I agree. I’m starting to see some positive changes happen finally. I notice a pretty large performance increase in device response since yesterday’s update. I realize things have been rocky this last week but for the most part everything has been working for my home and I have just over 100 devices.
So for once I would like to give SmartThings some positive posts and props on definitely seeing improvements to the platform. Fingers crossed that the update goes off without a hitch today
Although I’m happy to see ST has found the cause and is addressing it, the IT Director side of me is a bit disappointed. Server loads, whether it is processor, memory, network, or app specific utilization, are something that can easily be monitored and trended. (is that even a word?) Although I can’t say for sure since I’m not sitting in their meetings and I tell my team “I want facts, not feelings,” it “feels” like ST tends to be more reactionary rather than proactive when it comes to back-end infrastructure. I was hoping that the Samsung purchase would have changed that and given ST the resources to quickly scale both strategic and on-demand infrastructure. Perhaps there are other issues in the relationship here that are afoot. (my Sherlock word for the day)
So, again, I’m very happy to see progress on this issue, but I’m a bit saddened that issues have to become very massive before a change is made.
I don’t think they have started to to the database upgrade yet so any performance improvement is not a result of that. Later on today will be the real test. I do think these Friday afternoon upgrades is a crazy time to be doing these things.
I have the same thoughts myself(Granted i’m not a Director). My inability to ignore these technical issues would have caused me to fix this stuff months ago, but then again I don’t have the giant Samsung standing over my shoulder telling me what my agenda will be. Either way things can’t get much worse with the exception of a total platform outage, it can only get better from here.
Maybe not to a fully functional system, but that’s not quite what we have here. If they don’t do anything, the platform’s hosed for another three days until Monday. I applaud their willingness to abandon read-only Friday! =)
The engineer in me is dying to know the specifics of what’s going on in the infra. I’ve never been through a ‘upgrading and adding more database clusters’ operation where there was data loss. Indeed, the entire point of a cluster is that you can scale it horizontally without having do introduce downtime or data loss.
From what I can sleuth out, ST uses MySQL, and Cassandra. Cassandra, being a NoSQL database, is likely the datastore responsible for keeping our event data. Cassandra was architected from the ground up to be easily scaled, so I wonder what they’re doing to the cluster that is making data loss a possibility.

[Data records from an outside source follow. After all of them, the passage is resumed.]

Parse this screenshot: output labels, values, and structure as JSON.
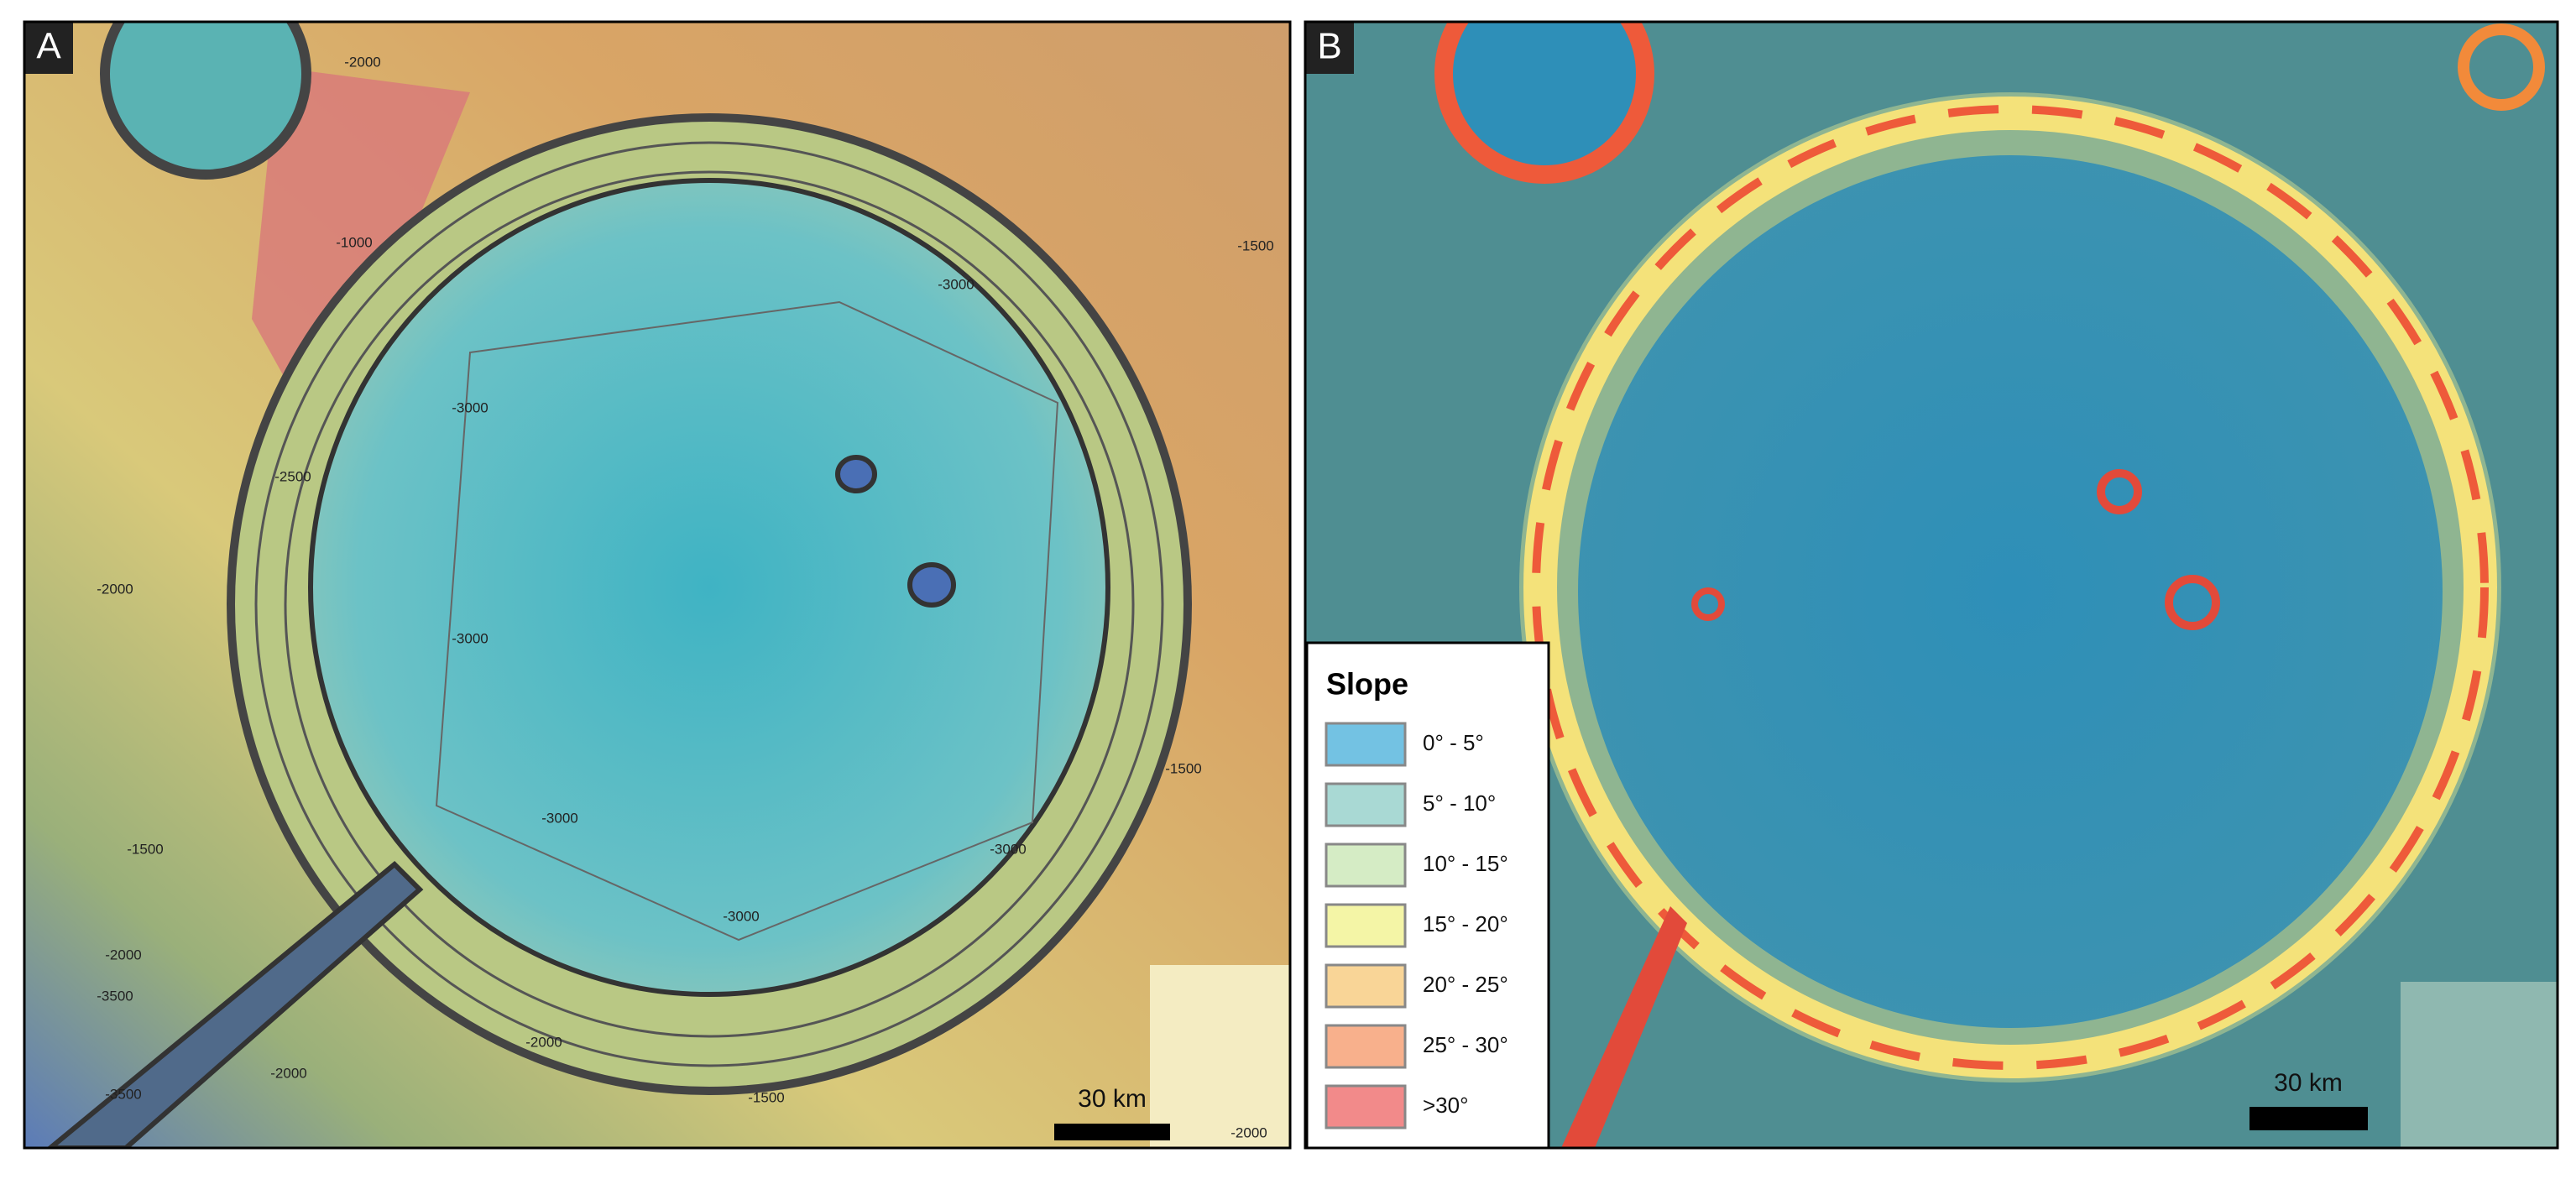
{
  "panels": [
    {
      "letter": "A",
      "scale_bar": "30 km",
      "contour_labels": [
        "-2000",
        "-1000",
        "-1500",
        "-3000",
        "-3000",
        "-2500",
        "-2000",
        "-3000",
        "-1500",
        "-1500",
        "-3000",
        "-3000",
        "-3000",
        "-2000",
        "-3500",
        "-3500",
        "-2000",
        "-2000",
        "-1500",
        "-2000"
      ]
    },
    {
      "letter": "B",
      "scale_bar": "30 km"
    }
  ],
  "legend": {
    "title": "Slope",
    "items": [
      {
        "label": "0° - 5°",
        "color": "#73c2e3"
      },
      {
        "label": "5° - 10°",
        "color": "#a9d9d4"
      },
      {
        "label": "10° - 15°",
        "color": "#d5ecc5"
      },
      {
        "label": "15° - 20°",
        "color": "#f4f5a6"
      },
      {
        "label": "20° - 25°",
        "color": "#f9d597"
      },
      {
        "label": "25° - 30°",
        "color": "#f8b08c"
      },
      {
        "label": ">30°",
        "color": "#f28a8a"
      }
    ]
  }
}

To be clear, I’m not criticizing. I could care less about that data, and a trade for stability is one I’d make every time. Something tells me that this is more than just scaling out the database layer though.
@slagle’s post about ‘learning a lot’ from this last issue tells me that they identified something big, and are making moves to fix it. When the dust settles, I’d love to see a post-mortem about what all was done to fix things. Curious geeks want to know!!!